韓国サッカー代表 コンフェデ視察もせずロシアW杯出場に「白旗」!?

スポーツ異聞
ロシアで開かれたコンフェデ杯の会場。ここに韓国視察団は不在だった(共同)

 2018年6~7月にロシアの11都市12会場で開催されるサッカー・ワールドカップ(W杯)ロシア大会。アジア最終予選は残り2試合と佳境を迎えているが、韓国メディアはライバル・日本とロシアW杯に対する取り組みの温度差を嘆いている。(※7月14日にアップされた記事を再掲載しています)

 韓国協会は7月2日までロシアで開催されたロシアW杯のプレ大会、コンフェデレーションズカップへ視察団を送らず、他国の戦力分析や事前キャンプ地情報の収集などを行わなかったためだ。これでは、9大会連続のW杯出場を目指していたにもかかわらず、韓国協会は「白旗」を掲げているとみられてもやむを得ない。

 アジア最終予選で、B組の日本は5勝2分け1敗の勝ち点17で首位だが、2位サウジアラビア、3位豪州とは勝ち点1差と大混戦になっている。一方の韓国はA組で4勝1分け3敗の勝ち点13で2位と出場権獲得圏内にいるが、3位ウズベキスタンに勝ち点1差で迫られている。

 日韓はともに負けの許されない厳しい状況だが、韓国は「赤信号」が点滅している状況だ。6月13日に行われたB組5位のカタールに2-3で敗れ、ドイツ人のウリ・シュティーリケ代表監督が解任された。一緒に監督人事権を握るサッカー協会の技術委員長も辞任し、舵取りが不在のどん詰まり状態に陥っていた。韓国協会は6月26日に新技術委員長としてサッカー協会副会長だった人物を選任し、やっと代表監督の人選に乗り出せる体制に戻り、7月4日の選出にこぎつけた。

 来年6月14日から7月15日までモスクワなど11都市12会場で開催されるロシアW杯のプレ大会であるコンフェデレーションズカップが6月17日~7月2日まで開催された。

 W杯出場を見据える各国サッカー協会にとっては本番を見据えた事前キャンプ地、宿泊施設などの視察とともに、最終予選に向けた他国の偵察、戦力分析などの絶好機であった。
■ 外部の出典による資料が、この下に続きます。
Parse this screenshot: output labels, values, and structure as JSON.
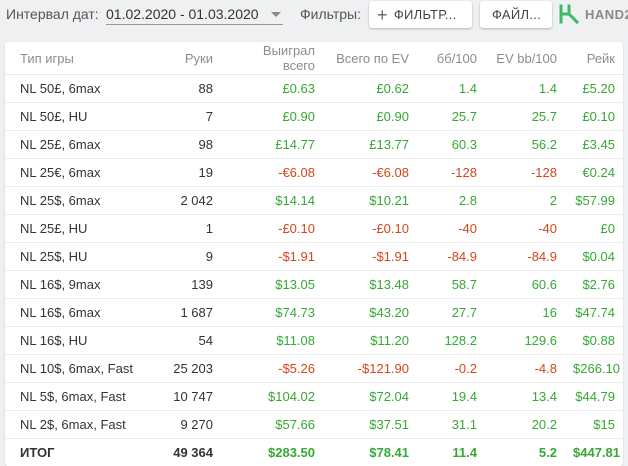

 日本は当然のようにバヒド・ハリルホジッチ監督と西野朗(あきら)技術委員長が現地へ赴き、8月31日に埼玉スタジアムで対戦する豪州の1次リーグの全試合を視察。豪州は1次リーグで世界ランキング3位のドイツに2-3、同4位のチリと32位のカメルーンにいずれも1-1で2分け1敗の3位で敗退した。しかし、世界上位の対戦国に対し互角の戦いを展開しており、日本にとっては油断できない相手の戦力分析は功を奏するはずだ。
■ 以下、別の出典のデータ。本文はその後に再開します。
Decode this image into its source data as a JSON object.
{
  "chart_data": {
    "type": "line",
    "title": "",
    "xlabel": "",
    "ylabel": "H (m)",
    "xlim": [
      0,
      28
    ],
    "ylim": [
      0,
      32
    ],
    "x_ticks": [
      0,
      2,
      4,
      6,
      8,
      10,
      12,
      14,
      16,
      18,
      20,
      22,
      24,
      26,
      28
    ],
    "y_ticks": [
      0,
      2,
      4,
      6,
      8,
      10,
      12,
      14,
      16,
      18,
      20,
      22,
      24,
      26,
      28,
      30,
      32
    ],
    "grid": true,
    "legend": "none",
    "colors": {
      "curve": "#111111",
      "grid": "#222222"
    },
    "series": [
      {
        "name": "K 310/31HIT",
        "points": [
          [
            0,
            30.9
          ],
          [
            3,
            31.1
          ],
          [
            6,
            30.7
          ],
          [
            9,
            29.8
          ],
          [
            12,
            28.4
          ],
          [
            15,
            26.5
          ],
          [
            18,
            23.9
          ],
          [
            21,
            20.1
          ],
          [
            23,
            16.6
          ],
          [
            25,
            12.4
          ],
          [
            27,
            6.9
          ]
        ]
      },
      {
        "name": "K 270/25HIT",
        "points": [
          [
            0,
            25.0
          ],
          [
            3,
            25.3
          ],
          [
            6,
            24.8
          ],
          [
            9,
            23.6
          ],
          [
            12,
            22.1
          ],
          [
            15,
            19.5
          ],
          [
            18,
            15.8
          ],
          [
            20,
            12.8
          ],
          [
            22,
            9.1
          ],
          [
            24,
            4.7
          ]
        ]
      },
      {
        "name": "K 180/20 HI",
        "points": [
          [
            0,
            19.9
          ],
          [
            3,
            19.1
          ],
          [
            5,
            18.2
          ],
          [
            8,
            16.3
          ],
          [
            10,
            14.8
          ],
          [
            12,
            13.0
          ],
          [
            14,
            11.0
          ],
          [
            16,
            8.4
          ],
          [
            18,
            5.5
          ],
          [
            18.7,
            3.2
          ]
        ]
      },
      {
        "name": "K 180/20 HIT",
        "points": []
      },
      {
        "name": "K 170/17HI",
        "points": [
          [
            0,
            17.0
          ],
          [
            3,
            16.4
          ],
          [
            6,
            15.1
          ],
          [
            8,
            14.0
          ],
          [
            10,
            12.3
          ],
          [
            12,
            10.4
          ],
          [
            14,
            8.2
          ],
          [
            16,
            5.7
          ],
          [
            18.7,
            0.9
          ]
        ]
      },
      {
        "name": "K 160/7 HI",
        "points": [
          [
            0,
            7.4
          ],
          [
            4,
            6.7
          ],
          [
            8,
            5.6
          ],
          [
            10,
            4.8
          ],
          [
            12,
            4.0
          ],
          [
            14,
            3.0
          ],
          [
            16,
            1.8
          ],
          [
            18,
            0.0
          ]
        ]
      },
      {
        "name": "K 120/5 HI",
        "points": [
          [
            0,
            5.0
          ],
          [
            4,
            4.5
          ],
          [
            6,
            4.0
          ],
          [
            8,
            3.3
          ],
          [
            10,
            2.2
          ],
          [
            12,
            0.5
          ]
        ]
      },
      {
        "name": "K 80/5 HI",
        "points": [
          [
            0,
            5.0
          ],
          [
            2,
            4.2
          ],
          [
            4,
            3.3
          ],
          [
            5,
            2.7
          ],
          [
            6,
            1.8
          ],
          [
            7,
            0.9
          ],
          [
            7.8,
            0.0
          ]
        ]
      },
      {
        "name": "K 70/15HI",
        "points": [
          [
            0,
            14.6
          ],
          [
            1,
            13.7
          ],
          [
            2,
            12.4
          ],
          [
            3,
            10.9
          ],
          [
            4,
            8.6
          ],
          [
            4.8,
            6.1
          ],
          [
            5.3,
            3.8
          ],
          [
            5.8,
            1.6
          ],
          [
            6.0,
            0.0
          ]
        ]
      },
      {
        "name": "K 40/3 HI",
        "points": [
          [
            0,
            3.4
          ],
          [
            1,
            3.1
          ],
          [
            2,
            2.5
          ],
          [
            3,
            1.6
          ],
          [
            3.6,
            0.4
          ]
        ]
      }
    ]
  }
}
 ところが、コンフェデレーションズカップ期間中に代表監督、技術委員長が不在だった韓国は現地視察を実施していなかったのだ。残る2試合のアジア最終戦で対戦するイラン、ウズベキスタンはコンフェデレーションズカップに出場はしていないが、W杯本番で代表チームが快適に滞在し、コンディションを整える事前合宿地の選定を行うためにも、こうした視察は必要不可欠だ。

 この日韓の温度差にスポーツ東亜は「(日韓の)両国の間には『明日のための準備』に大きな違いがある」と論評。日本のように実務陣を派遣するという計画が、韓国に「思いもよらなかったのが現実だ」と対応を批判した。

 また、W杯出場自体が現段階で見えない状況でもコンフェデレーションズカップで「出場国の力を分析する必要があり、現場調査を考慮すべきだった」などとのサッカー関係者の見解も伝えている。